Keys are generated with cryptographically secure random bytes and stored hashed-at-rest. We only show the full key once at creation time.

Sending requests

For Streamable HTTP transport, include the key in the Authorization header:

POST /api/mcp HTTP/1.1
Host: energetica.ar
Authorization: Bearer ek_a1b2c3d4e5f6789012345678901234ab
Content-Type: application/json

{"jsonrpc":"2.0","method":"tools/list","id":1}

Generating and revoking keys

From your profile page you can:

  • Create a new Explorer-tier API key (max 3 active per account)
  • View masked existing keys (e.g. ek_a1b2...34ab) and their last-use date
  • Revoke a key — takes effect immediately on the next request (key cache TTL is 5 minutes; revocation invalidates the cache)
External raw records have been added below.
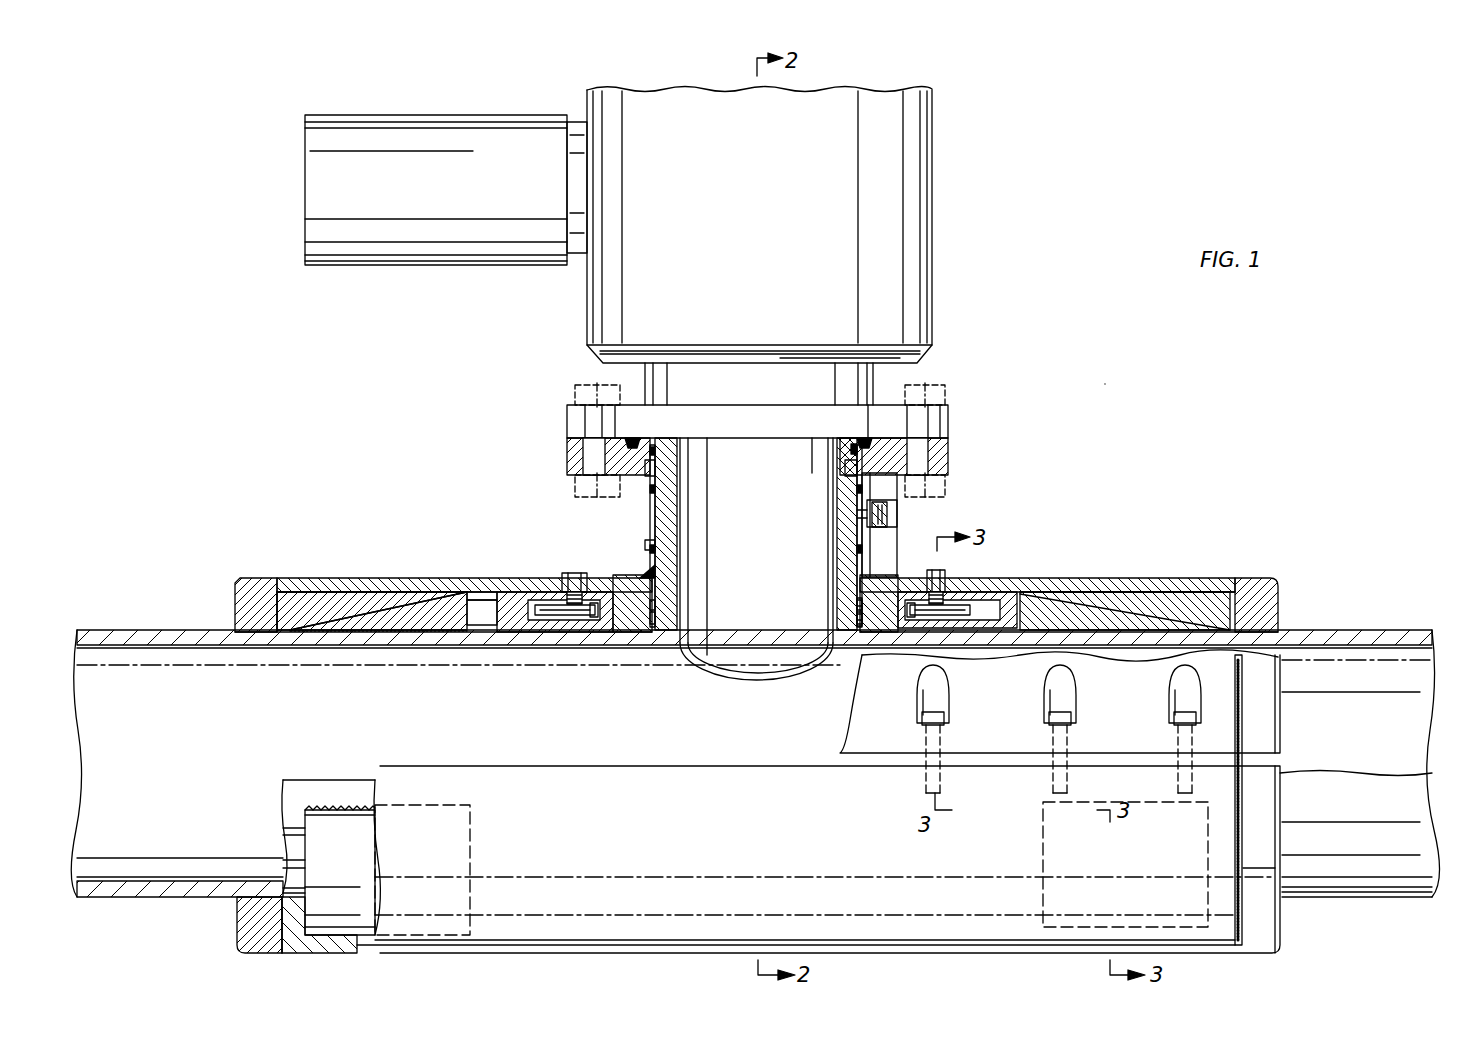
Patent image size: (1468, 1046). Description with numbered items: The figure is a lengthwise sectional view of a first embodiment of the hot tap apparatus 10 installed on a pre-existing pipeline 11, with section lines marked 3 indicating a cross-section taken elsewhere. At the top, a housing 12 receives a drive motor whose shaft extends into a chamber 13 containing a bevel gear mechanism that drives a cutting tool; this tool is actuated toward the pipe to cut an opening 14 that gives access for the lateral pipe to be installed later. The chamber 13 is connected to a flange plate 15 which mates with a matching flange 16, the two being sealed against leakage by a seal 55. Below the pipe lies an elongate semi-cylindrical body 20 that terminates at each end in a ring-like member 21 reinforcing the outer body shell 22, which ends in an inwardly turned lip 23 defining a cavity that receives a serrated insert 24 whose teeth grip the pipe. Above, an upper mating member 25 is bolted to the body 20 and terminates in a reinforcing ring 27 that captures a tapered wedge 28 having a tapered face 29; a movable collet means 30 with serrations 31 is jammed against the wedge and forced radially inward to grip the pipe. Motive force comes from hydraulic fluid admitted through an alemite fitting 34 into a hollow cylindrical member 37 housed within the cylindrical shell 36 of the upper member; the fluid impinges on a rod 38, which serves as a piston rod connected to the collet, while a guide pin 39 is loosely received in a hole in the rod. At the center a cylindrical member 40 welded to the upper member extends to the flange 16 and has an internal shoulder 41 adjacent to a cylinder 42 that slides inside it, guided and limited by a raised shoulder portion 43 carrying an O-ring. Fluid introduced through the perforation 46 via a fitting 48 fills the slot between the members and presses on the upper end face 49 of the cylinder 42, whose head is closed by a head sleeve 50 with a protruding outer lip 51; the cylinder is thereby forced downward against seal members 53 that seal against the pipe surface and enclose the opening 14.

The hot tap apparatus 10 is at (1105, 384).
The pipeline 11 is at (1345, 630).
The housing 12 is at (386, 265).
The chamber 13 is at (932, 142).
The opening 14 is at (750, 680).
The flange plate 15 is at (950, 418).
The matching flange 16 is at (950, 450).
The semi-cylindrical body 20 is at (781, 801).
The ring-like member 21 is at (240, 930).
The body shell 22 is at (492, 952).
The lip 23 is at (300, 915).
The insert 24 is at (327, 847).
The upper mating member 25 is at (340, 580).
The reinforcing ring 27 is at (235, 607).
The tapered wedge 28 is at (298, 595).
The tapered face 29 is at (305, 632).
The collet means 30 is at (428, 625).
The serrations 31 is at (340, 640).
The alemite fitting 34 is at (565, 575).
The cylindrical shell 36 is at (440, 580).
The hollow cylindrical member 37 is at (605, 625).
The rod 38 is at (488, 625).
The guide pin 39 is at (575, 615).
The cylindrical member 40 is at (652, 520).
The internal shoulder 41 is at (667, 590).
The cylinder 42 is at (672, 520).
The shoulder portion 43 is at (648, 553).
The perforation 46 is at (865, 514).
The fitting 48 is at (888, 520).
The upper end face 49 is at (864, 470).
The head sleeve 50 is at (690, 466).
The outer lip 51 is at (855, 440).
The seal members 53 is at (847, 612).
The seal 55 is at (632, 446).
The sensor probes 3 is at (1059, 729).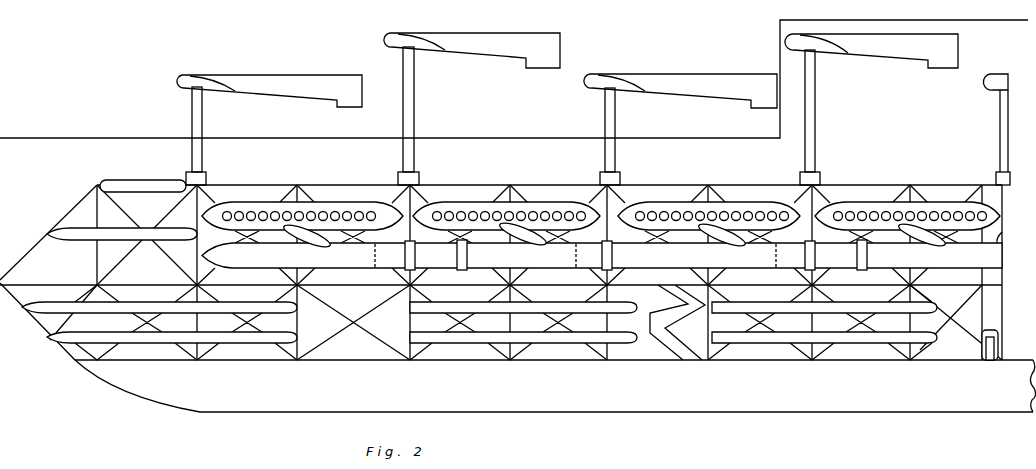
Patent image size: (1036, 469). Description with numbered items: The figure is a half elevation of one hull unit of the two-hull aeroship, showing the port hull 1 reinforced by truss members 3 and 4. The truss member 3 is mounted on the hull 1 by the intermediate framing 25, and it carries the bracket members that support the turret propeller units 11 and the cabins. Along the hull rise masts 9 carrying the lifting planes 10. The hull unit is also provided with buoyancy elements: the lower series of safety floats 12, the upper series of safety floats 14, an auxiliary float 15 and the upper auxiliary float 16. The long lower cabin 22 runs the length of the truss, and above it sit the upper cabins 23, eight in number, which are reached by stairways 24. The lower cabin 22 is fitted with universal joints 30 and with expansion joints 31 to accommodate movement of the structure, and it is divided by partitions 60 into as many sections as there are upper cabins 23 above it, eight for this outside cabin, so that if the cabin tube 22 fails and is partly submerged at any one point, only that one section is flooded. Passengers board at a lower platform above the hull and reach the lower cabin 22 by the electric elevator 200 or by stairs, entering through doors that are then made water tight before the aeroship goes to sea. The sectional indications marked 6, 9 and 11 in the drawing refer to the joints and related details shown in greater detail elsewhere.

The port hull 1 is at (1027, 31).
The truss member 3 is at (96, 203).
The truss member 4 is at (643, 62).
The section line 6 is at (390, 278).
The mast 9 is at (442, 278).
The lifting plane 10 is at (383, 39).
The propeller unit 11 is at (572, 278).
The lower series of safety floats 12 is at (86, 343).
The upper series of safety floats 14 is at (48, 314).
The auxiliary float 15 is at (76, 232).
The upper auxiliary float 16 is at (129, 181).
The lower cabin 22 is at (200, 250).
The upper cabin 23 is at (237, 202).
The stairway 24 is at (300, 240).
The intermediate framing 25 is at (340, 312).
The universal joint 30 is at (416, 253).
The expansion joint 31 is at (468, 251).
The partition 60 is at (373, 253).
The electric elevator 200 is at (985, 361).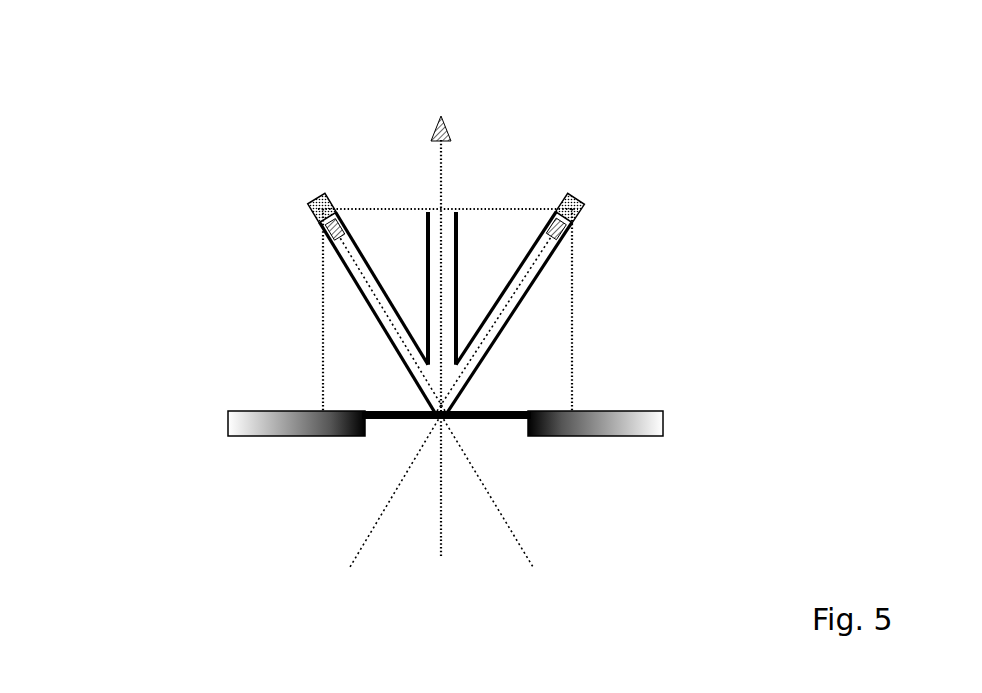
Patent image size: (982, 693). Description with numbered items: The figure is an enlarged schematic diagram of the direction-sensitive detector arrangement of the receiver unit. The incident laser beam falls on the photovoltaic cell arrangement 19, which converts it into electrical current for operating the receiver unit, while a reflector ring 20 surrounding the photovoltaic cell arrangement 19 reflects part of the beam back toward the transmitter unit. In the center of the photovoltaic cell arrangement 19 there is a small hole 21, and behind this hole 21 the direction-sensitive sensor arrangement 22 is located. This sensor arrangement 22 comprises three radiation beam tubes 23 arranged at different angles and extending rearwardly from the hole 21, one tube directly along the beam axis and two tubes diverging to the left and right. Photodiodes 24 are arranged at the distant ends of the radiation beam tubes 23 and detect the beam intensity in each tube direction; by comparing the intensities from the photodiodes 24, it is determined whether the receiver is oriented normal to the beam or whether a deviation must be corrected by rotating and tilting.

The photovoltaic cell arrangement 19 is at (393, 420).
The reflector ring 20 is at (262, 420).
The hole 21 is at (452, 422).
The direction-sensitive sensor arrangement 22 is at (537, 373).
The radiation beam tubes 23 is at (544, 250).
The photodiodes 24 is at (310, 203).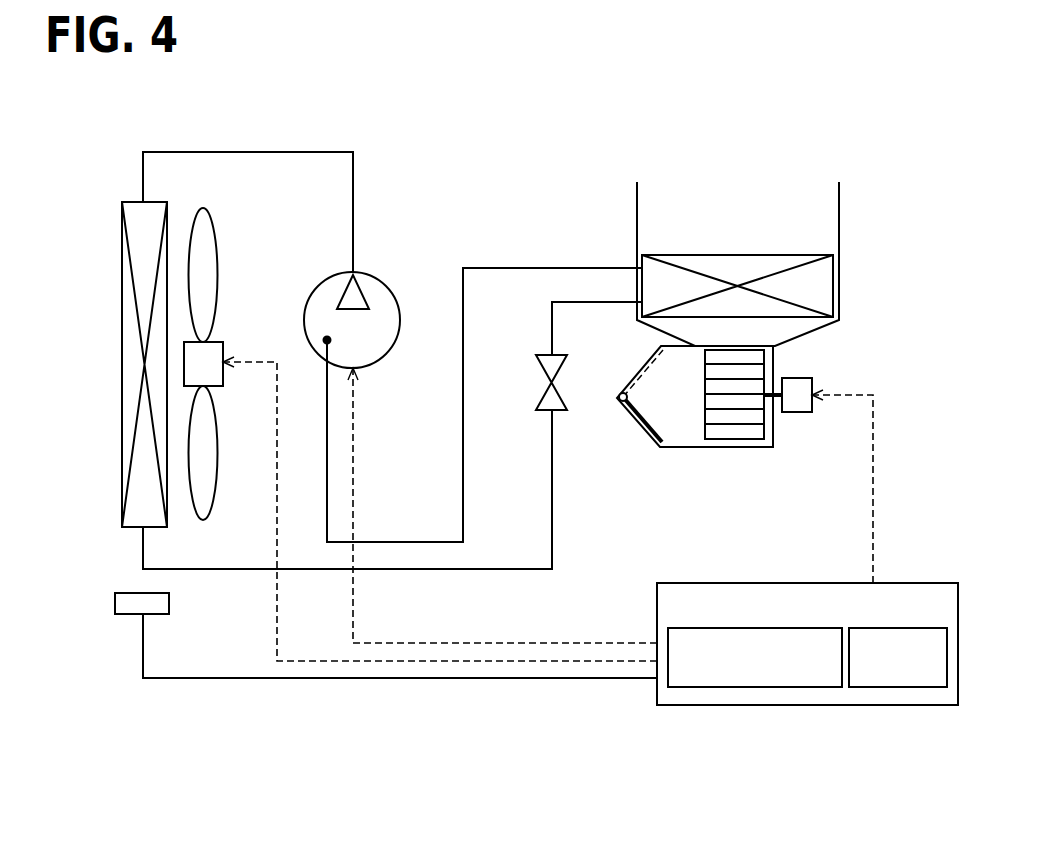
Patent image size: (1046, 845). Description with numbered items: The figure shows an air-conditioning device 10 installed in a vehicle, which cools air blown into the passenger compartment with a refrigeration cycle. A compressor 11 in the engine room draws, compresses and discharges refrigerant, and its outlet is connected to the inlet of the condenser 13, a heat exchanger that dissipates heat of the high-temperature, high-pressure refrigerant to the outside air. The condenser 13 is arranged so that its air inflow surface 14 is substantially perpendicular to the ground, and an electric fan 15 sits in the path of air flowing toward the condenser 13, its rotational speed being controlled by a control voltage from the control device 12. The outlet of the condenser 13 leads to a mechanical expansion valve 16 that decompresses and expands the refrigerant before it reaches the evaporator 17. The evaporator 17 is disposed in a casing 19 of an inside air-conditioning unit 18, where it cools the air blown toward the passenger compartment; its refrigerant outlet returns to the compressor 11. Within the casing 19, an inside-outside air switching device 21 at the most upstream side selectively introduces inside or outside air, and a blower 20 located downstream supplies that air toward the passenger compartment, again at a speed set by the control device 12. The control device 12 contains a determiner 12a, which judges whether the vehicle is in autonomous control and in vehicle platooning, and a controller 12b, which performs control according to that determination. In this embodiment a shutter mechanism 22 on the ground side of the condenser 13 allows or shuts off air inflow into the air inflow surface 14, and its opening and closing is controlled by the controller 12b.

Higher-tier keys (Analyst, Professional, Enterprise) are issued through the pricing flow after subscribing.

Error codes

Authentication errors return JSON-RPC error responses:

CodeHTTPMeaning
-32001401Missing, invalid or revoked API key
-32029429Rate limit exceeded (daily or burst)
-32000400Invalid session or missing initialize request

Example rejection:

{
  "jsonrpc": "2.0",
  "error": {
    "code": -32001,
    "message": "Missing or invalid API key. Get one at https://energetica.ar/mcp"
  },
  "id": null
}

Security recommendations

  • Never commit API keys to version control. Use environment variables.
  • Rotate keys periodically — create a new one, switch your client, then revoke the old one.
  • Use a separate key per integration so you can revoke one without affecting the rest.
  • If a key leaks, revoke it immediately from your profile page.